At times, these visual poems are more formally concise, as in the sequence of wall works featuring bells, buzzers and rings (Alarm Device 1, 2, and 3) set against different types of textiles resembling quilted beds and encased in small vitrines of the kind used to display restaurant menus or posters outdoors. These function as tableaux: one showcases a little bell on a chain; the second, a found electric door buzzer; the third features a plaster cast of a broken iPhone, a dead ringer for its original, yet unable to produce any kind of sound. The series leads me to thoughts about wakefulness, anxiety and rest – to the parts of the day heralded by bells and alarm clocks – but also to the contemporary idea of sleep as ‘selfcare’. Other works include different casts: of wallets or key pouches but also of books and notepads where the originals have been inexplicably covered with paper by their former owners. Made in off-white plaster, these cast objects are vexingly inaccessible, denying any interaction, but still compelling in the intimacy they engender. There are also works based on repurposed logos from German pharmacies. In Symptoms and Prescriptions Pt. 2, for instance, a dismantled lightbox in the shape of a Greek cross functions perhaps as a shrine, with a beaconing light at the centre – a dismantling of the idea that we can infinitely restore ourselves like a piece of furniture brought back to life by a skilled craftsperson.

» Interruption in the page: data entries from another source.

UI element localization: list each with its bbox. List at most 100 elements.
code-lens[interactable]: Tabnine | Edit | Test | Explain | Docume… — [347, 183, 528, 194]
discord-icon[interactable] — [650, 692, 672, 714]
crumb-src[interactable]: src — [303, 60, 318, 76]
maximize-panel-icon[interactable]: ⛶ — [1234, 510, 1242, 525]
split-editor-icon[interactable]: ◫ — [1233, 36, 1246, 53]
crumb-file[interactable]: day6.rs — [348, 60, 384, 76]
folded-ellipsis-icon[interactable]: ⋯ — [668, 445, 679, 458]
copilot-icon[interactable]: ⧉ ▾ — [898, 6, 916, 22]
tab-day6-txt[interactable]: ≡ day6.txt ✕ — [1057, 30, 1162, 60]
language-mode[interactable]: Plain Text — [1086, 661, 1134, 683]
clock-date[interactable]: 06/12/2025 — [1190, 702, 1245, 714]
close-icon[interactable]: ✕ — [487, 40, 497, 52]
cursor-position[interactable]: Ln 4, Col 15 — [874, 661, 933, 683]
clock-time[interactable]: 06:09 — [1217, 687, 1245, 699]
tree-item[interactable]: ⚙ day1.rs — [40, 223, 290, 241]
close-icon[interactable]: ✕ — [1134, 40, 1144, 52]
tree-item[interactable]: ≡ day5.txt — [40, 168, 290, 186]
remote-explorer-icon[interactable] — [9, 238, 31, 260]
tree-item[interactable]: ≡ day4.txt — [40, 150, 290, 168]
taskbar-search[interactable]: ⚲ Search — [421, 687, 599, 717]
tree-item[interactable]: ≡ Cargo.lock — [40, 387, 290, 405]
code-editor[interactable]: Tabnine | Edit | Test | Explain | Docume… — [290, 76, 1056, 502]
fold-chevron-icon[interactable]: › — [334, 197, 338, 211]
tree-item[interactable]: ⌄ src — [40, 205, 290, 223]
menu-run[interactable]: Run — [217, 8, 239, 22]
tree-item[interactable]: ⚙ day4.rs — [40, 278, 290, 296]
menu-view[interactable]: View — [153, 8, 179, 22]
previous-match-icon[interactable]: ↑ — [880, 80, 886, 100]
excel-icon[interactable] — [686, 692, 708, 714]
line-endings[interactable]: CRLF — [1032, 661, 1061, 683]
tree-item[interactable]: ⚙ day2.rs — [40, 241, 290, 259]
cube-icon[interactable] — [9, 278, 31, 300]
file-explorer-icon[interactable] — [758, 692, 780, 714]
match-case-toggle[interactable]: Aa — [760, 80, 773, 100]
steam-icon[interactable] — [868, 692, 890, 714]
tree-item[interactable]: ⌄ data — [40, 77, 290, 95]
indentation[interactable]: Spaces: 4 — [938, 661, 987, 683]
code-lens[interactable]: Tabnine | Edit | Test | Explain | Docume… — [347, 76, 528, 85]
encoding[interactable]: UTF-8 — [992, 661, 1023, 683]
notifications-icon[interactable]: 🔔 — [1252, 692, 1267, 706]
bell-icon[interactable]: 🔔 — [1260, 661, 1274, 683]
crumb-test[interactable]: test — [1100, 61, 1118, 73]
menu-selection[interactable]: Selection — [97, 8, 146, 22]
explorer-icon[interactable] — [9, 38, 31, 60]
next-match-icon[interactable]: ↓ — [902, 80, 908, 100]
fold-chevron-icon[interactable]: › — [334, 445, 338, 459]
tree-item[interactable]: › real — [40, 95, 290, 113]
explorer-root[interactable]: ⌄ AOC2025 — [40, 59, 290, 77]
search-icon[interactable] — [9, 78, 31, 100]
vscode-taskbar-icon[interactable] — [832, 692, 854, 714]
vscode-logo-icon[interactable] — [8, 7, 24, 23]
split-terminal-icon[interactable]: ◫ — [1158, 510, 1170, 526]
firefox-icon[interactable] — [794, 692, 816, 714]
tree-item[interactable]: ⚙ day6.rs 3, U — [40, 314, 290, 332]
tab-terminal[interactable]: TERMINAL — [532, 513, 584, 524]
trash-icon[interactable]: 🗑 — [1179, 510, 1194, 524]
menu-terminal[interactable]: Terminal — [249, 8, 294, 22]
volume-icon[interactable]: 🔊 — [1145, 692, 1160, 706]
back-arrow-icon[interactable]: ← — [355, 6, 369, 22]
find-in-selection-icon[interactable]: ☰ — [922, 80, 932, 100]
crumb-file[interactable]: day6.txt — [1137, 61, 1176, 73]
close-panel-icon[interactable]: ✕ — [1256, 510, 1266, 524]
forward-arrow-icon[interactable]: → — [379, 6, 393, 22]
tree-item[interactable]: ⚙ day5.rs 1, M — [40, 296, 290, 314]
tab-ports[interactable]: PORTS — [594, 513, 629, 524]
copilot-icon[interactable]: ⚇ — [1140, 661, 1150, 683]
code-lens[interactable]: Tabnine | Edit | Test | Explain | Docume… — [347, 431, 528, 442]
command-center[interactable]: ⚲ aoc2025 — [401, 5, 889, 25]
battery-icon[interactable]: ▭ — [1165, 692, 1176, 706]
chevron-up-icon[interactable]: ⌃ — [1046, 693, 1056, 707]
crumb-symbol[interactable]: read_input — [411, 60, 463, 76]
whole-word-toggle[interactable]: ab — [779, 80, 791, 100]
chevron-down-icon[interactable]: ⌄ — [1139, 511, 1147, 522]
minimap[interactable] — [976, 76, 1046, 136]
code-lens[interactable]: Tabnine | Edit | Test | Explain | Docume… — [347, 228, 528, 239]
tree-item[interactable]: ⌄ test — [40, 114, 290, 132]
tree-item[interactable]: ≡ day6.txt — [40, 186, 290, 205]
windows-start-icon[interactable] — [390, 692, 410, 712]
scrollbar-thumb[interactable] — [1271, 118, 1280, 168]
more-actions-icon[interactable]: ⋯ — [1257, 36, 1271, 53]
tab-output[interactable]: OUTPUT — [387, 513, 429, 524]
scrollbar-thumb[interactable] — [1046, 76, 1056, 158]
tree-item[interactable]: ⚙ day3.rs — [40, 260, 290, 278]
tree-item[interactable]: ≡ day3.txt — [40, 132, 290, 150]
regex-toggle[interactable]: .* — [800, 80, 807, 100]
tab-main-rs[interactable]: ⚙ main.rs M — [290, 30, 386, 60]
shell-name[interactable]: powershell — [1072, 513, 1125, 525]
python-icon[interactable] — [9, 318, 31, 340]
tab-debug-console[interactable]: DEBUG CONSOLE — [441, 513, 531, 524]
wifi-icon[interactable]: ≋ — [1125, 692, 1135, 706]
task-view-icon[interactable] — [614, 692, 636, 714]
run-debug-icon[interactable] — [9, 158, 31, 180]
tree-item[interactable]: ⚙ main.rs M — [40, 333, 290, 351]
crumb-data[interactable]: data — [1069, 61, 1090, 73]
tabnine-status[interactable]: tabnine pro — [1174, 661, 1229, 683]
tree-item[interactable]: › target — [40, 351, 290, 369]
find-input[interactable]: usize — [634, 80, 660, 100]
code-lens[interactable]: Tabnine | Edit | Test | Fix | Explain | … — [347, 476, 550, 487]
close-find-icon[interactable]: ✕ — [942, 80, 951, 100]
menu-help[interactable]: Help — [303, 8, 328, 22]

what-time-has-left-adam-shiu-yang-shaw
Adam Shiu-Yang Shaw, ‘What Time Has Left’, 2021-22, exhibition view. Courtesy: the artist and Wschód, Warsaw

Shiu-Yang Shaw’s archaeology is a compelling one: out of fragments of past and present emerge impossible objects from parallel universes, which speak to our unattainable fantasies of life: an endless process that can be structured, compartmentalized and, whenever necessary, rehabilitated.

Adam Shiu-Yang Shaw’s What Time Has Left is on view at Wschód, Warsaw, until 12 February 2022.

Main image: Adam Shiu-Yang Shaw, An Interval Between Events (detail), 2021, installation view. Courtesy: the artist and Wschód, Warsaw

Krzysztof Kościuczuk is a writer and contributing editor of frieze. He lives between Poland and Switzerland.